本当に人間って仕方のないものですね。自分の人生に取り立てて不満はないものの、自分が選ばなかった人生に憧れる気持ちも湧いてくるのですから。
どんな人生を選んでも、人は自分の経験しなかった人生を想い、何らかの不足を感じるものなのでしょうね。


私は東京の下町という、とても賑やかな所に住んで、友人たちと『美女会』と称して、食事やお茶を楽しんでいるので、まだまだ孤独を感じる暇はありませんが、私たち『美女会』のメンバーも、やがてはいろいろな事情で、一人欠け、二人欠けしていくのは目に見えています。
孤独は避けては通れない、老人にとっての道連れです。


『老い』は人生最後の修行です。
身体的に不自由になったり、経済的に不自由になったり、孤独になったり、考え出したら不安の材料にはきりが有りません。
寂しさや不自由さと向き合い、それを受け入れて、最後は感謝の気持ちでこの世を去ることが私の理想です。

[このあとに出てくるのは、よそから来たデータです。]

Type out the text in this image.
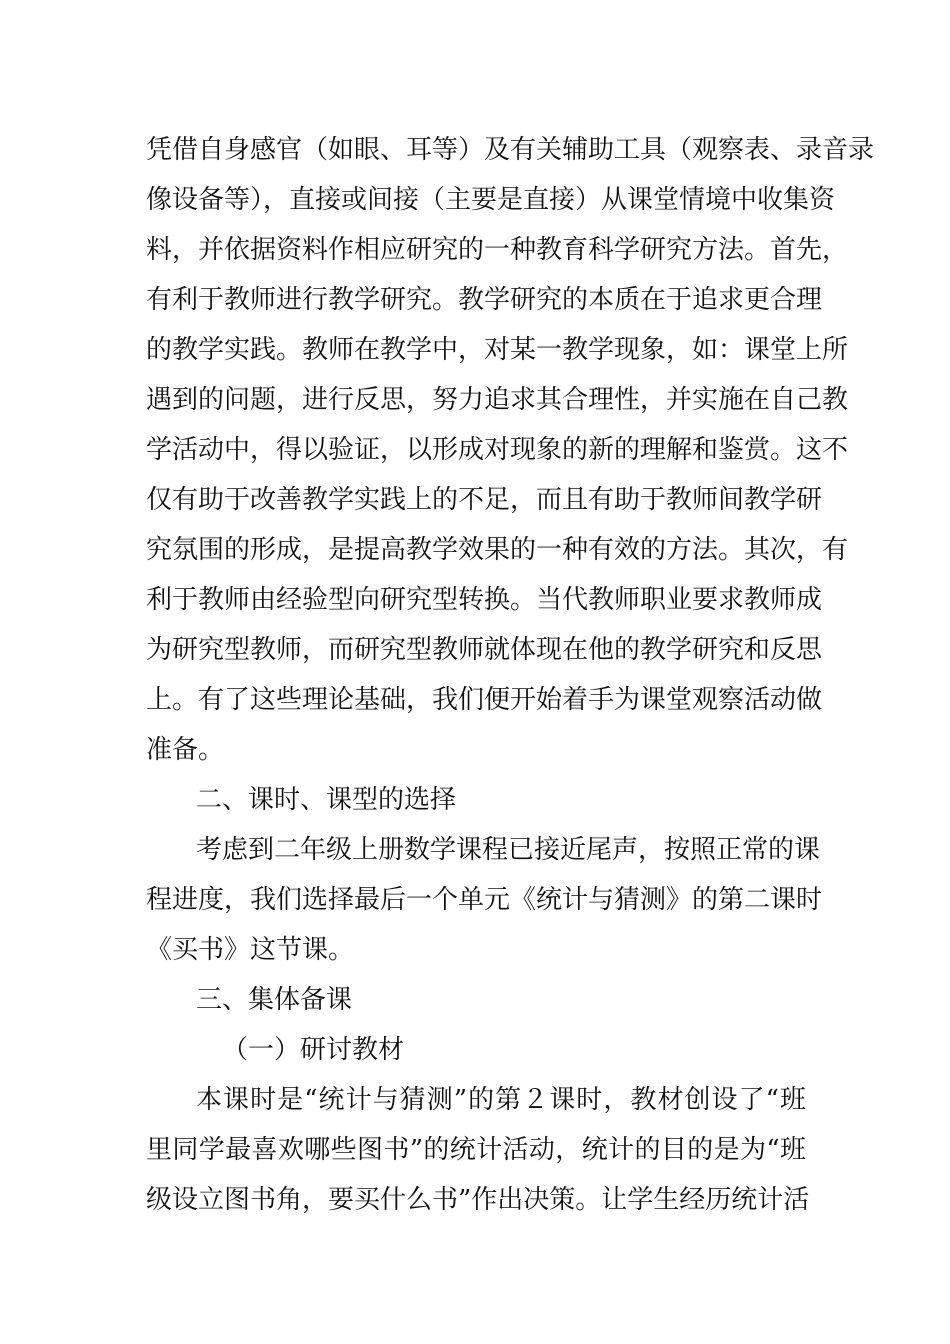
凭借自身感官（如眼、耳等）及有关辅助工具（观察表、录音录
像设备等），直接或间接（主要是直接）从课堂情境中收集资
料，并依据资料作相应研究的一种教育科学研究方法。首先，
有利于教师进行教学研究。教学研究的本质在于追求更合理
的教学实践。教师在教学中，对某一教学现象，如：课堂上所
遇到的问题，进行反思，努力追求其合理性，并实施在自己教
学活动中，得以验证，以形成对现象的新的理解和鉴赏。这不
仅有助于改善教学实践上的不足，而且有助于教师间教学研
究氛围的形成，是提高教学效果的一种有效的方法。其次，有
利于教师由经验型向研究型转换。当代教师职业要求教师成
为研究型教师，而研究型教师就体现在他的教学研究和反思
上。有了这些理论基础，我们便开始着手为课堂观察活动做
准备。
二、课时、课型的选择
考虑到二年级上册数学课程已接近尾声，按照正常的课
程进度，我们选择最后一个单元《统计与猜测》的第二课时
《买书》这节课。
三、集体备课
（一）研讨教材
本课时是“统计与猜测”的第２课时，教材创设了“班
里同学最喜欢哪些图书”的统计活动，统计的目的是为“班
级设立图书角，要买什么书”作出决策。让学生经历统计活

なかなか理想通りにいかないのが人の弱さですが、しかし私の知る限り、多少ジタバタしても、最期は皆安らかに旅立って行けたように思います。
どんなに無信心な人にも、あの世への旅立ちには必ず神様のお導きがあるからでしょう。


以前読んだ、ハンセン病の方が書いたご本の中の言葉が忘れられません。
ハンセン病になると様々な感覚を失うのだそうです。
熱いものを触っても分からず火傷をし、釘を踏んでもわからず化膿してしまったり。
その上、臭覚や視力や聴力を失う方もいらっしゃるのだとか。
最後まで残るのが舌の感覚なのだそうです。
それで視力や手足の感覚を失った人は、舌の感覚を頼りに、点字を舐めて読み取ろうとし、本が血だらけになることもあったのだとか。

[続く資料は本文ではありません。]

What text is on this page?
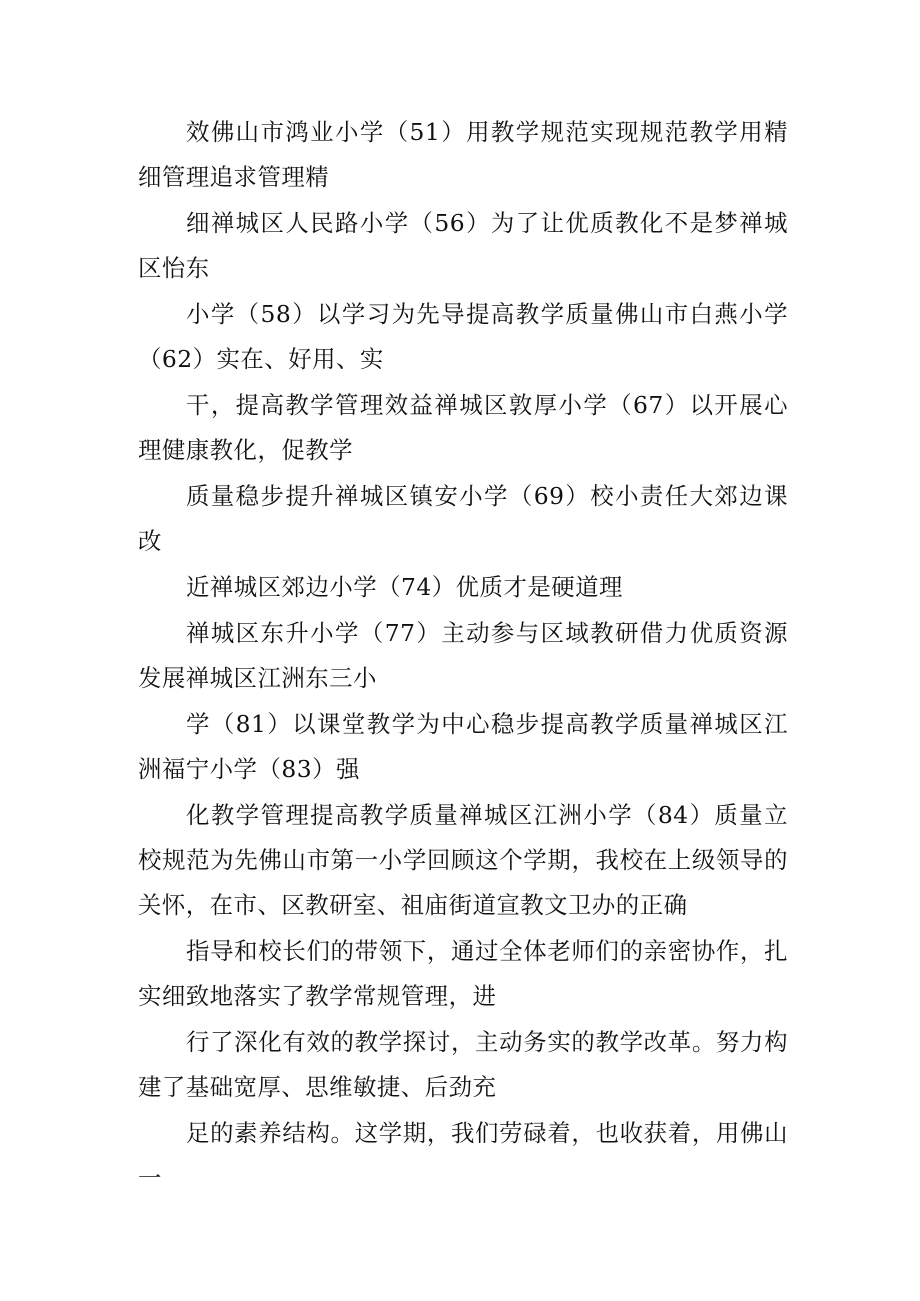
效佛山市鸿业小学（51）用教学规范实现规范教学用精细管理追求管理精

细禅城区人民路小学（56）为了让优质教化不是梦禅城区怡东

小学（58）以学习为先导提高教学质量佛山市白燕小学（62）实在、好用、实

干，提高教学管理效益禅城区敦厚小学（67）以开展心理健康教化，促教学

质量稳步提升禅城区镇安小学（69）校小责任大郊边课改

近禅城区郊边小学（74）优质才是硬道理

禅城区东升小学（77）主动参与区域教研借力优质资源发展禅城区江洲东三小

学（81）以课堂教学为中心稳步提高教学质量禅城区江洲福宁小学（83）强

化教学管理提高教学质量禅城区江洲小学（84）质量立校规范为先佛山市第一小学回顾这个学期，我校在上级领导的关怀，在市、区教研室、祖庙街道宣教文卫办的正确

指导和校长们的带领下，通过全体老师们的亲密协作，扎实细致地落实了教学常规管理，进

行了深化有效的教学探讨，主动务实的教学改革。努力构建了基础宽厚、思维敏捷、后劲充

足的素养结构。这学期，我们劳碌着，也收获着，用佛山一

そんな厳しい人生におかれた方たちが、自分にまだ残っている感覚を『残り福』と呼んでその感覚を楽しむ事を大切にされていたのだとか。


『残り福』いい言葉ですね。
色々なものを失っていかなければならない老境こそ『残り福』という言葉を噛みしめて生きる覚悟が必要です。


老いて生きる時期は自分の人生の集大成の時。
今自分に与えられている『残り福』に感謝しつつ、それを大切に、失わないように努力しつつ、でも最期は神様にお任せで、桃子さんの様に心の中の自分と会話しながら、最後まで明るく人生を全うできたら最高に幸せです。

過去の人生がどうだろうが、どんな失敗続きの人生だったとしても、社会的地位が有ろうと無かろうと、貧乏だろうがなんだろうが、そんなこととは全く関係なく、そんな風に旅立って行けたら、その人生は最高に素晴らしいものだったとは思いませんか?

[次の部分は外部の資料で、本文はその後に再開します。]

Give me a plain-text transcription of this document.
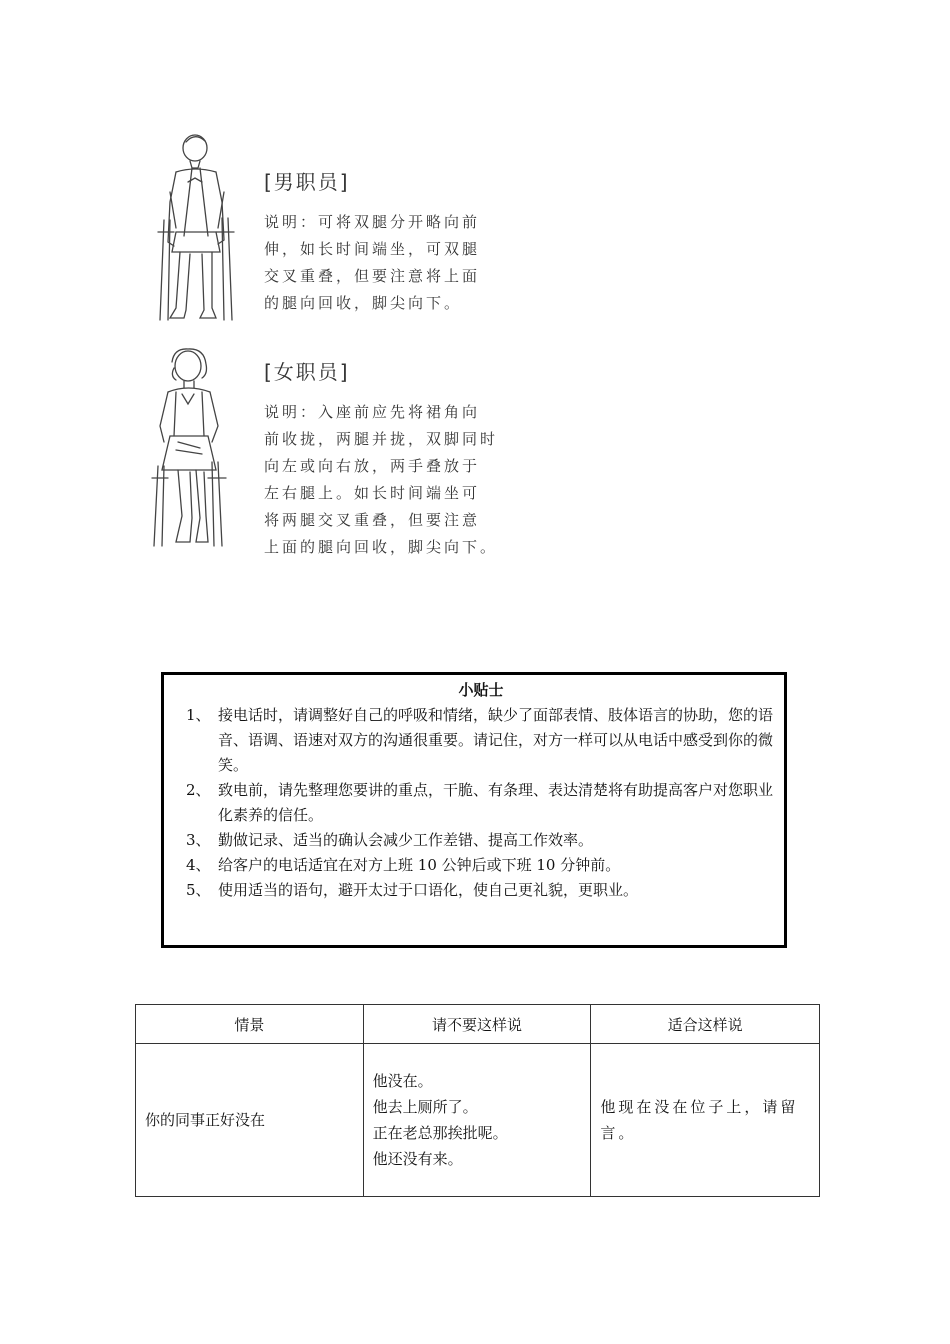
[男职员]
说明：可将双腿分开略向前
伸，如长时间端坐，可双腿
交叉重叠，但要注意将上面
的腿向回收，脚尖向下。
[女职员]
说明：入座前应先将裙角向
前收拢，两腿并拢，双脚同时
向左或向右放，两手叠放于
左右腿上。如长时间端坐可
将两腿交叉重叠，但要注意
上面的腿向回收，脚尖向下。
小贴士
1、 接电话时，请调整好自己的呼吸和情绪，缺少了面部表情、肢体语言的协助，您的语音、语调、语速对双方的沟通很重要。请记住，对方一样可以从电话中感受到你的微笑。
2、 致电前，请先整理您要讲的重点，干脆、有条理、表达清楚将有助提高客户对您职业化素养的信任。
3、 勤做记录、适当的确认会减少工作差错、提高工作效率。
4、 给客户的电话适宜在对方上班 10 公钟后或下班 10 分钟前。
5、 使用适当的语句，避开太过于口语化，使自己更礼貌，更职业。
情景	请不要这样说	适合这样说
你的同事正好没在	他没在。
他去上厕所了。
正在老总那挨批呢。
他还没有来。	他现在没在位子上，请留言。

最期の生き方が、隠しようもなくその人そのものを表すのです。
どんなに立派なことを言っていたとしても、不満だらけで一生を終えたら、この世に未練や執着や後悔を残して一生を終えたら離陸に失敗し、魂はしばらく低空飛行です。


高く高く天に昇って行けるよう、沢山の桃子さん桃男さん、一緒にがんばりましょうーね!